The following table summarizes the activity related to unrecognized tax benefits:
(Dollars in Millions) 2012 2011 2010
Beginning of year $2,699 2,307 2,403
Increases related to current year tax positions 538 402 465
Increases related to prior period tax positions 57 87 68
Decreases related to prior period tax positions (41) (77) (431)
Settlements (120) (16) (186)
Lapse of statute of limitations (79) (4) (12)
End of year $3,054 2,699 2,307
The unrecognized tax benefits of $3.1 billion at December 30, 2012, if recognized, would affect the Company’s annual
effective tax rate. The Company conducts business and files tax returns in numerous countries and currently has tax audits
in progress with a number of tax authorities. The U.S. Internal Revenue Service (IRS) has completed its audit for the tax
years through 2005; however, there are a limited number of issues remaining open for prior tax years going back to 1999.
In other major jurisdictions where the Company conducts business, the years remain open generally back to the year
2003. The Company believes it is possible that audits may be completed by tax authorities in some jurisdictions over the
next twelve months.
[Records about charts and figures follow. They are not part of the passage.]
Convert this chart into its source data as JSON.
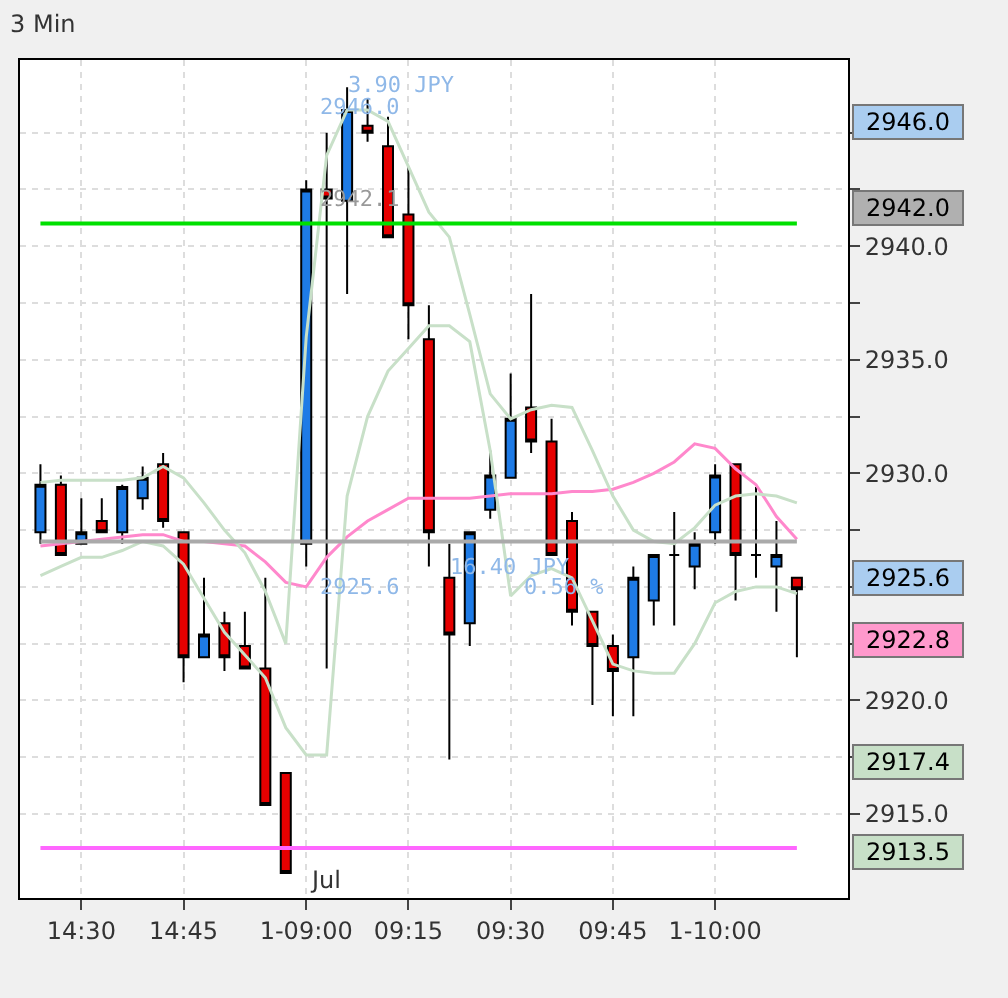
{
  "chart_data": {
    "type": "candlestick",
    "title": "3 Min",
    "categories": [
      null,
      null,
      "14:30",
      null,
      null,
      null,
      null,
      "14:45",
      null,
      null,
      null,
      null,
      null,
      "1-09:00",
      null,
      null,
      null,
      null,
      "09:15",
      null,
      null,
      null,
      null,
      "09:30",
      null,
      null,
      null,
      null,
      "09:45",
      null,
      null,
      null,
      null,
      "1-10:00",
      null,
      null,
      null,
      null
    ],
    "ohlc": [
      [
        2927.4,
        2930.4,
        2926.9,
        2929.5
      ],
      [
        2929.5,
        2929.9,
        2926.4,
        2926.4
      ],
      [
        2926.9,
        2928.9,
        2926.9,
        2927.4
      ],
      [
        2927.9,
        2928.9,
        2927.4,
        2927.4
      ],
      [
        2927.4,
        2929.5,
        2926.9,
        2929.4
      ],
      [
        2928.9,
        2930.3,
        2928.4,
        2929.8
      ],
      [
        2930.4,
        2930.9,
        2927.6,
        2927.9
      ],
      [
        2927.4,
        2927.4,
        2920.8,
        2921.9
      ],
      [
        2921.9,
        2925.4,
        2921.9,
        2922.9
      ],
      [
        2923.4,
        2923.9,
        2921.3,
        2921.9
      ],
      [
        2922.4,
        2923.9,
        2921.4,
        2921.4
      ],
      [
        2921.4,
        2925.4,
        2915.4,
        2915.4
      ],
      [
        2916.8,
        2916.8,
        2912.4,
        2912.4
      ],
      [
        2926.9,
        2942.9,
        2925.9,
        2942.5
      ],
      [
        2942.5,
        2945.0,
        2921.4,
        2942.1
      ],
      [
        2942.0,
        2947.0,
        2937.9,
        2946.0
      ],
      [
        2945.3,
        2946.5,
        2944.6,
        2945.0
      ],
      [
        2944.4,
        2945.7,
        2940.4,
        2940.4
      ],
      [
        2941.4,
        2943.5,
        2935.9,
        2937.4
      ],
      [
        2935.9,
        2937.4,
        2925.9,
        2927.4
      ],
      [
        2925.4,
        2926.9,
        2917.4,
        2922.9
      ],
      [
        2923.4,
        2927.4,
        2922.4,
        2927.4
      ],
      [
        2928.4,
        2931.0,
        2928.0,
        2929.9
      ],
      [
        2929.8,
        2934.4,
        2929.8,
        2932.4
      ],
      [
        2932.9,
        2937.9,
        2930.9,
        2931.4
      ],
      [
        2931.4,
        2932.4,
        2926.4,
        2926.4
      ],
      [
        2927.9,
        2928.3,
        2923.3,
        2923.9
      ],
      [
        2923.9,
        2923.9,
        2919.8,
        2922.4
      ],
      [
        2922.4,
        2922.9,
        2919.3,
        2921.3
      ],
      [
        2921.9,
        2925.9,
        2919.3,
        2925.4
      ],
      [
        2924.4,
        2926.4,
        2923.3,
        2926.4
      ],
      [
        2926.4,
        2928.3,
        2923.3,
        2926.4
      ],
      [
        2925.9,
        2927.4,
        2924.9,
        2926.9
      ],
      [
        2927.4,
        2930.4,
        2926.9,
        2929.9
      ],
      [
        2930.4,
        2930.4,
        2924.4,
        2926.4
      ],
      [
        2926.4,
        2929.4,
        2925.4,
        2926.4
      ],
      [
        2925.9,
        2927.9,
        2923.9,
        2926.4
      ],
      [
        2925.4,
        2925.4,
        2921.9,
        2924.9
      ]
    ],
    "series": [
      {
        "type": "line",
        "color": "#ff88cc",
        "values": [
          2926.8,
          2926.9,
          2927.0,
          2927.1,
          2927.2,
          2927.3,
          2927.3,
          2927.0,
          2927.0,
          2926.9,
          2926.8,
          2926.1,
          2925.2,
          2925.0,
          2926.3,
          2927.2,
          2927.9,
          2928.4,
          2928.9,
          2928.9,
          2928.9,
          2928.9,
          2929.0,
          2929.1,
          2929.1,
          2929.1,
          2929.2,
          2929.2,
          2929.3,
          2929.6,
          2930.0,
          2930.5,
          2931.3,
          2931.1,
          2930.2,
          2929.5,
          2928.1,
          2927.1
        ]
      },
      {
        "type": "line",
        "color": "#c8e0c8",
        "values": [
          2929.6,
          2929.7,
          2929.7,
          2929.7,
          2929.7,
          2929.8,
          2930.3,
          2929.8,
          2928.7,
          2927.5,
          2926.5,
          2924.8,
          2922.5,
          2936.0,
          2944.0,
          2946.0,
          2946.0,
          2945.5,
          2943.5,
          2941.5,
          2940.4,
          2937.0,
          2933.5,
          2932.4,
          2932.8,
          2933.0,
          2932.9,
          2931.0,
          2929.0,
          2927.5,
          2927.0,
          2926.9,
          2927.6,
          2928.6,
          2929.0,
          2929.1,
          2929.0,
          2928.7
        ]
      },
      {
        "type": "line",
        "color": "#c8e0c8",
        "values": [
          2925.5,
          2925.9,
          2926.3,
          2926.3,
          2926.6,
          2927.0,
          2926.8,
          2926.0,
          2924.5,
          2923.0,
          2922.0,
          2921.0,
          2918.8,
          2917.6,
          2917.6,
          2929.0,
          2932.5,
          2934.5,
          2935.5,
          2936.5,
          2936.5,
          2935.8,
          2931.0,
          2924.6,
          2925.5,
          2925.8,
          2925.4,
          2923.5,
          2921.6,
          2921.3,
          2921.2,
          2921.2,
          2922.5,
          2924.3,
          2924.8,
          2925.0,
          2925.0,
          2924.7
        ]
      }
    ],
    "ref_lines": [
      {
        "axis": "y",
        "value": 2941.0,
        "color": "#00e000"
      },
      {
        "axis": "y",
        "value": 2913.5,
        "color": "#ff66ff"
      },
      {
        "axis": "y",
        "value": 2927.0,
        "color": "#aaaaaa"
      }
    ],
    "ylim": [
      2911.3,
      2948.2
    ],
    "yticks": [
      {
        "value": 2915,
        "label": "2915.0"
      },
      {
        "value": 2917.5,
        "label": null
      },
      {
        "value": 2920,
        "label": "2920.0"
      },
      {
        "value": 2922.5,
        "label": null
      },
      {
        "value": 2925,
        "label": null
      },
      {
        "value": 2927.5,
        "label": null
      },
      {
        "value": 2930,
        "label": "2930.0"
      },
      {
        "value": 2932.5,
        "label": null
      },
      {
        "value": 2935,
        "label": "2935.0"
      },
      {
        "value": 2937.5,
        "label": null
      },
      {
        "value": 2940,
        "label": "2940.0"
      },
      {
        "value": 2942.5,
        "label": null
      },
      {
        "value": 2945,
        "label": null
      }
    ],
    "grid": true,
    "annotations": [
      "Jul",
      "3.90 JPY",
      "2946.0",
      "2942.1",
      "2925.6",
      "16.40 JPY",
      "0.56 %",
      "2946.0",
      "2942.0",
      "2925.6",
      "2922.8",
      "2917.4",
      "2913.5"
    ]
  }
}
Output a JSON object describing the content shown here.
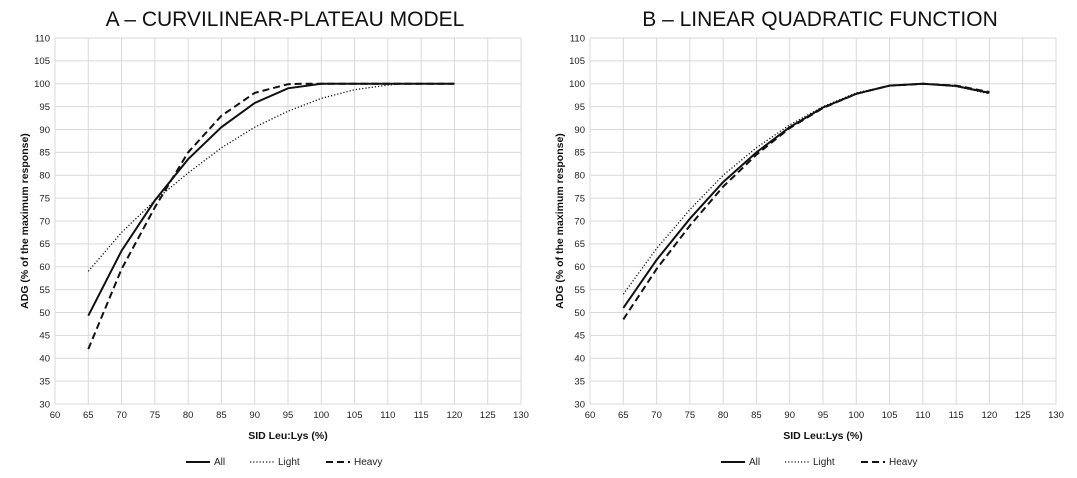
{
  "chart_data": [
    {
      "type": "line",
      "title": "A – CURVILINEAR-PLATEAU MODEL",
      "xlabel": "SID Leu:Lys (%)",
      "ylabel": "ADG (% of the maximum response)",
      "xlim": [
        60,
        130
      ],
      "ylim": [
        30,
        110
      ],
      "x_ticks": [
        "60",
        "65",
        "70",
        "75",
        "80",
        "85",
        "90",
        "95",
        "100",
        "105",
        "110",
        "115",
        "120",
        "125",
        "130"
      ],
      "y_ticks": [
        "30",
        "35",
        "40",
        "45",
        "50",
        "55",
        "60",
        "65",
        "70",
        "75",
        "80",
        "85",
        "90",
        "95",
        "100",
        "105",
        "110"
      ],
      "grid": true,
      "legend_position": "bottom",
      "series": [
        {
          "name": "All",
          "line_style": "solid",
          "x": [
            65,
            70,
            75,
            80,
            85,
            90,
            95,
            100,
            105,
            110,
            115,
            120
          ],
          "y": [
            49.3,
            63.5,
            74.5,
            83.5,
            90.5,
            95.8,
            99.0,
            100,
            100,
            100,
            100,
            100
          ]
        },
        {
          "name": "Light",
          "line_style": "dotted",
          "x": [
            65,
            70,
            75,
            80,
            85,
            90,
            95,
            100,
            105,
            110,
            112,
            115,
            120
          ],
          "y": [
            59.0,
            67.5,
            74.5,
            80.5,
            86.0,
            90.5,
            94.0,
            96.8,
            98.7,
            99.7,
            100,
            100,
            100
          ]
        },
        {
          "name": "Heavy",
          "line_style": "dashed",
          "x": [
            65,
            70,
            75,
            80,
            85,
            90,
            95,
            97,
            100,
            105,
            110,
            115,
            120
          ],
          "y": [
            42.0,
            59.5,
            73.0,
            85.0,
            93.0,
            98.0,
            99.9,
            100,
            100,
            100,
            100,
            100,
            100
          ]
        }
      ]
    },
    {
      "type": "line",
      "title": "B – LINEAR QUADRATIC FUNCTION",
      "xlabel": "SID Leu:Lys (%)",
      "ylabel": "ADG (% of the maximum response)",
      "xlim": [
        60,
        130
      ],
      "ylim": [
        30,
        110
      ],
      "x_ticks": [
        "60",
        "65",
        "70",
        "75",
        "80",
        "85",
        "90",
        "95",
        "100",
        "105",
        "110",
        "115",
        "120",
        "125",
        "130"
      ],
      "y_ticks": [
        "30",
        "35",
        "40",
        "45",
        "50",
        "55",
        "60",
        "65",
        "70",
        "75",
        "80",
        "85",
        "90",
        "95",
        "100",
        "105",
        "110"
      ],
      "grid": true,
      "legend_position": "bottom",
      "series": [
        {
          "name": "All",
          "line_style": "solid",
          "x": [
            65,
            70,
            75,
            80,
            85,
            90,
            95,
            100,
            105,
            110,
            115,
            120
          ],
          "y": [
            51.0,
            61.5,
            70.5,
            78.5,
            85.0,
            90.5,
            94.8,
            97.8,
            99.6,
            100,
            99.5,
            98.0
          ]
        },
        {
          "name": "Light",
          "line_style": "dotted",
          "x": [
            65,
            70,
            75,
            80,
            85,
            90,
            95,
            100,
            105,
            110,
            115,
            120
          ],
          "y": [
            54.0,
            64.0,
            72.5,
            80.0,
            86.0,
            91.0,
            95.0,
            98.0,
            99.6,
            100,
            99.4,
            97.8
          ]
        },
        {
          "name": "Heavy",
          "line_style": "dashed",
          "x": [
            65,
            70,
            75,
            80,
            85,
            90,
            95,
            100,
            105,
            110,
            115,
            120
          ],
          "y": [
            48.5,
            59.5,
            69.0,
            77.5,
            84.5,
            90.3,
            94.7,
            97.8,
            99.6,
            100,
            99.6,
            98.2
          ]
        }
      ]
    }
  ]
}
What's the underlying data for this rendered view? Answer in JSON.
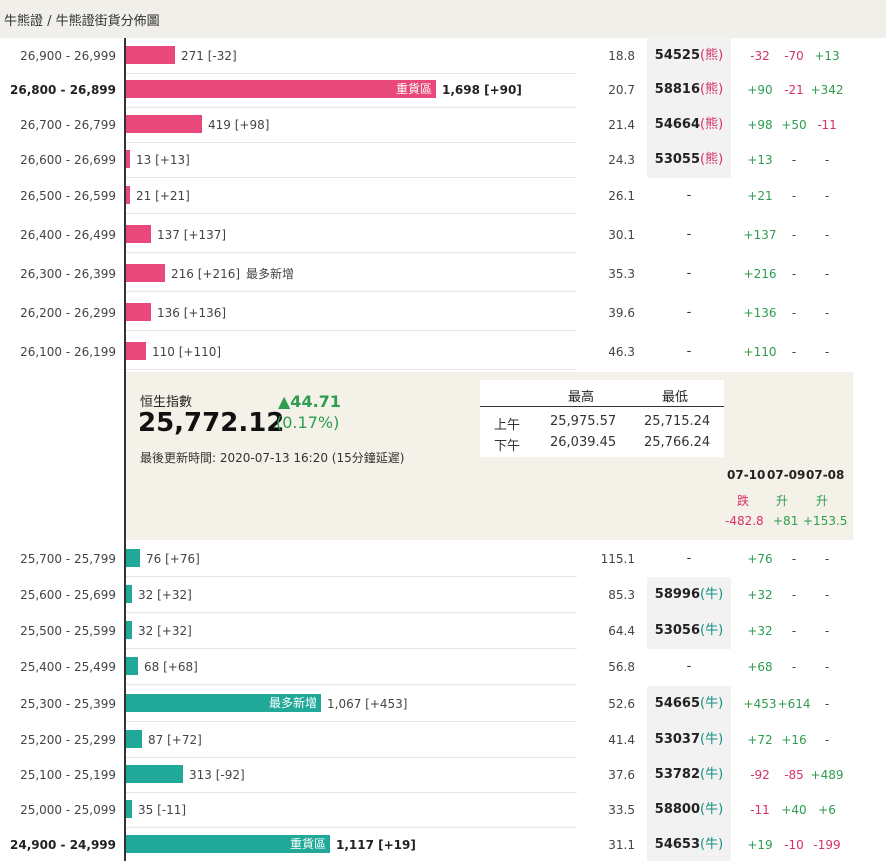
{
  "breadcrumb": "牛熊證 / 牛熊證街貨分佈圖",
  "bear_rows": [
    {
      "range": "26,900 - 26,999",
      "outstanding": "271 [-32]",
      "value": 271,
      "tag": "",
      "ratio": "18.8",
      "code": "54525",
      "code_suffix": "(熊)",
      "d1": "-32",
      "d2": "-70",
      "d3": "+13",
      "bold": false,
      "label_inside": false
    },
    {
      "range": "26,800 - 26,899",
      "outstanding": "1,698 [+90]",
      "value": 1698,
      "tag": "重貨區",
      "ratio": "20.7",
      "code": "58816",
      "code_suffix": "(熊)",
      "d1": "+90",
      "d2": "-21",
      "d3": "+342",
      "bold": true,
      "label_inside": true
    },
    {
      "range": "26,700 - 26,799",
      "outstanding": "419 [+98]",
      "value": 419,
      "tag": "",
      "ratio": "21.4",
      "code": "54664",
      "code_suffix": "(熊)",
      "d1": "+98",
      "d2": "+50",
      "d3": "-11",
      "bold": false,
      "label_inside": false
    },
    {
      "range": "26,600 - 26,699",
      "outstanding": "13 [+13]",
      "value": 13,
      "tag": "",
      "ratio": "24.3",
      "code": "53055",
      "code_suffix": "(熊)",
      "d1": "+13",
      "d2": "-",
      "d3": "-",
      "bold": false,
      "label_inside": false
    },
    {
      "range": "26,500 - 26,599",
      "outstanding": "21 [+21]",
      "value": 21,
      "tag": "",
      "ratio": "26.1",
      "code": "-",
      "code_suffix": "",
      "d1": "+21",
      "d2": "-",
      "d3": "-",
      "bold": false,
      "label_inside": false
    },
    {
      "range": "26,400 - 26,499",
      "outstanding": "137 [+137]",
      "value": 137,
      "tag": "",
      "ratio": "30.1",
      "code": "-",
      "code_suffix": "",
      "d1": "+137",
      "d2": "-",
      "d3": "-",
      "bold": false,
      "label_inside": false
    },
    {
      "range": "26,300 - 26,399",
      "outstanding": "216 [+216]",
      "value": 216,
      "tag": "最多新增",
      "ratio": "35.3",
      "code": "-",
      "code_suffix": "",
      "d1": "+216",
      "d2": "-",
      "d3": "-",
      "bold": false,
      "label_inside": false
    },
    {
      "range": "26,200 - 26,299",
      "outstanding": "136 [+136]",
      "value": 136,
      "tag": "",
      "ratio": "39.6",
      "code": "-",
      "code_suffix": "",
      "d1": "+136",
      "d2": "-",
      "d3": "-",
      "bold": false,
      "label_inside": false
    },
    {
      "range": "26,100 - 26,199",
      "outstanding": "110 [+110]",
      "value": 110,
      "tag": "",
      "ratio": "46.3",
      "code": "-",
      "code_suffix": "",
      "d1": "+110",
      "d2": "-",
      "d3": "-",
      "bold": false,
      "label_inside": false
    }
  ],
  "index_panel": {
    "label": "恒生指數",
    "value": "25,772.12",
    "change": "▲44.71",
    "change_pct": "(0.17%)",
    "updated": "最後更新時間: 2020-07-13 16:20 (15分鐘延遲)",
    "hl_headers": [
      "最高",
      "最低"
    ],
    "hl_rows": [
      {
        "session": "上午",
        "high": "25,975.57",
        "low": "25,715.24"
      },
      {
        "session": "下午",
        "high": "26,039.45",
        "low": "25,766.24"
      }
    ],
    "days": [
      {
        "date": "07-10",
        "status": "跌",
        "change": "-482.8",
        "dir": "neg"
      },
      {
        "date": "07-09",
        "status": "升",
        "change": "+81",
        "dir": "pos"
      },
      {
        "date": "07-08",
        "status": "升",
        "change": "+153.5",
        "dir": "pos"
      }
    ]
  },
  "bull_rows": [
    {
      "range": "25,700 - 25,799",
      "outstanding": "76 [+76]",
      "value": 76,
      "tag": "",
      "ratio": "115.1",
      "code": "-",
      "code_suffix": "",
      "d1": "+76",
      "d2": "-",
      "d3": "-",
      "bold": false,
      "label_inside": false
    },
    {
      "range": "25,600 - 25,699",
      "outstanding": "32 [+32]",
      "value": 32,
      "tag": "",
      "ratio": "85.3",
      "code": "58996",
      "code_suffix": "(牛)",
      "d1": "+32",
      "d2": "-",
      "d3": "-",
      "bold": false,
      "label_inside": false
    },
    {
      "range": "25,500 - 25,599",
      "outstanding": "32 [+32]",
      "value": 32,
      "tag": "",
      "ratio": "64.4",
      "code": "53056",
      "code_suffix": "(牛)",
      "d1": "+32",
      "d2": "-",
      "d3": "-",
      "bold": false,
      "label_inside": false
    },
    {
      "range": "25,400 - 25,499",
      "outstanding": "68 [+68]",
      "value": 68,
      "tag": "",
      "ratio": "56.8",
      "code": "-",
      "code_suffix": "",
      "d1": "+68",
      "d2": "-",
      "d3": "-",
      "bold": false,
      "label_inside": false
    },
    {
      "range": "25,300 - 25,399",
      "outstanding": "1,067 [+453]",
      "value": 1067,
      "tag": "最多新增",
      "ratio": "52.6",
      "code": "54665",
      "code_suffix": "(牛)",
      "d1": "+453",
      "d2": "+614",
      "d3": "-",
      "bold": false,
      "label_inside": true
    },
    {
      "range": "25,200 - 25,299",
      "outstanding": "87 [+72]",
      "value": 87,
      "tag": "",
      "ratio": "41.4",
      "code": "53037",
      "code_suffix": "(牛)",
      "d1": "+72",
      "d2": "+16",
      "d3": "-",
      "bold": false,
      "label_inside": false
    },
    {
      "range": "25,100 - 25,199",
      "outstanding": "313 [-92]",
      "value": 313,
      "tag": "",
      "ratio": "37.6",
      "code": "53782",
      "code_suffix": "(牛)",
      "d1": "-92",
      "d2": "-85",
      "d3": "+489",
      "bold": false,
      "label_inside": false
    },
    {
      "range": "25,000 - 25,099",
      "outstanding": "35 [-11]",
      "value": 35,
      "tag": "",
      "ratio": "33.5",
      "code": "58800",
      "code_suffix": "(牛)",
      "d1": "-11",
      "d2": "+40",
      "d3": "+6",
      "bold": false,
      "label_inside": false
    },
    {
      "range": "24,900 - 24,999",
      "outstanding": "1,117 [+19]",
      "value": 1117,
      "tag": "重貨區",
      "ratio": "31.1",
      "code": "54653",
      "code_suffix": "(牛)",
      "d1": "+19",
      "d2": "-10",
      "d3": "-199",
      "bold": true,
      "label_inside": true
    }
  ],
  "colors": {
    "bear": "#e8487a",
    "bull": "#20a899",
    "up": "#2e9d4f",
    "down": "#d7306a"
  }
}
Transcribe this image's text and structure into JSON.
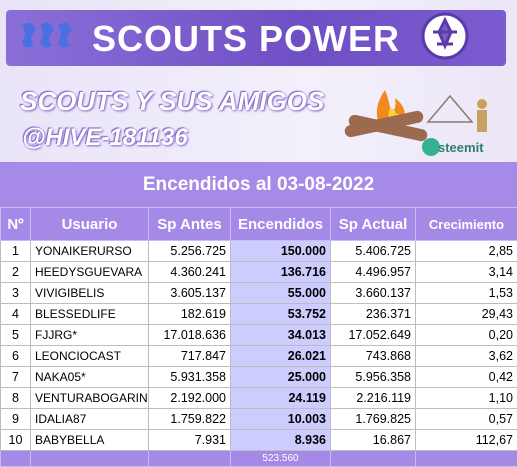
{
  "banner": {
    "title": "SCOUTS POWER",
    "subtitle": "SCOUTS Y SUS AMIGOS",
    "handle": "@HIVE-181136",
    "brand": "steemit"
  },
  "table": {
    "title": "Encendidos al 03-08-2022",
    "headers": [
      "Nº",
      "Usuario",
      "Sp Antes",
      "Encendidos",
      "Sp Actual",
      "Crecimiento"
    ],
    "rows": [
      [
        "1",
        "YONAIKERURSO",
        "5.256.725",
        "150.000",
        "5.406.725",
        "2,85"
      ],
      [
        "2",
        "HEEDYSGUEVARA",
        "4.360.241",
        "136.716",
        "4.496.957",
        "3,14"
      ],
      [
        "3",
        "VIVIGIBELIS",
        "3.605.137",
        "55.000",
        "3.660.137",
        "1,53"
      ],
      [
        "4",
        "BLESSEDLIFE",
        "182.619",
        "53.752",
        "236.371",
        "29,43"
      ],
      [
        "5",
        "FJJRG*",
        "17.018.636",
        "34.013",
        "17.052.649",
        "0,20"
      ],
      [
        "6",
        "LEONCIOCAST",
        "717.847",
        "26.021",
        "743.868",
        "3,62"
      ],
      [
        "7",
        "NAKA05*",
        "5.931.358",
        "25.000",
        "5.956.358",
        "0,42"
      ],
      [
        "8",
        "VENTURABOGARIN",
        "2.192.000",
        "24.119",
        "2.216.119",
        "1,10"
      ],
      [
        "9",
        "IDALIA87",
        "1.759.822",
        "10.003",
        "1.769.825",
        "0,57"
      ],
      [
        "10",
        "BABYBELLA",
        "7.931",
        "8.936",
        "16.867",
        "112,67"
      ]
    ],
    "total": "523.560"
  }
}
However, the Company is not able to provide a reasonably reliable estimate of the timing of any other
future tax payments relating to uncertain tax positions.
The Company classifies liabilities for unrecognized tax benefits and related interest and penalties as long-term liabilities.
Interest expense and penalties related to unrecognized tax benefits are classified as income tax expense. The Company
recognized after tax interest of $41 million expense, $47 million expense and $34 million income in 2012, 2011 and 2010,
respectively. The total amount of accrued interest was $422 million and $350 million in 2012 and 2011, respectively.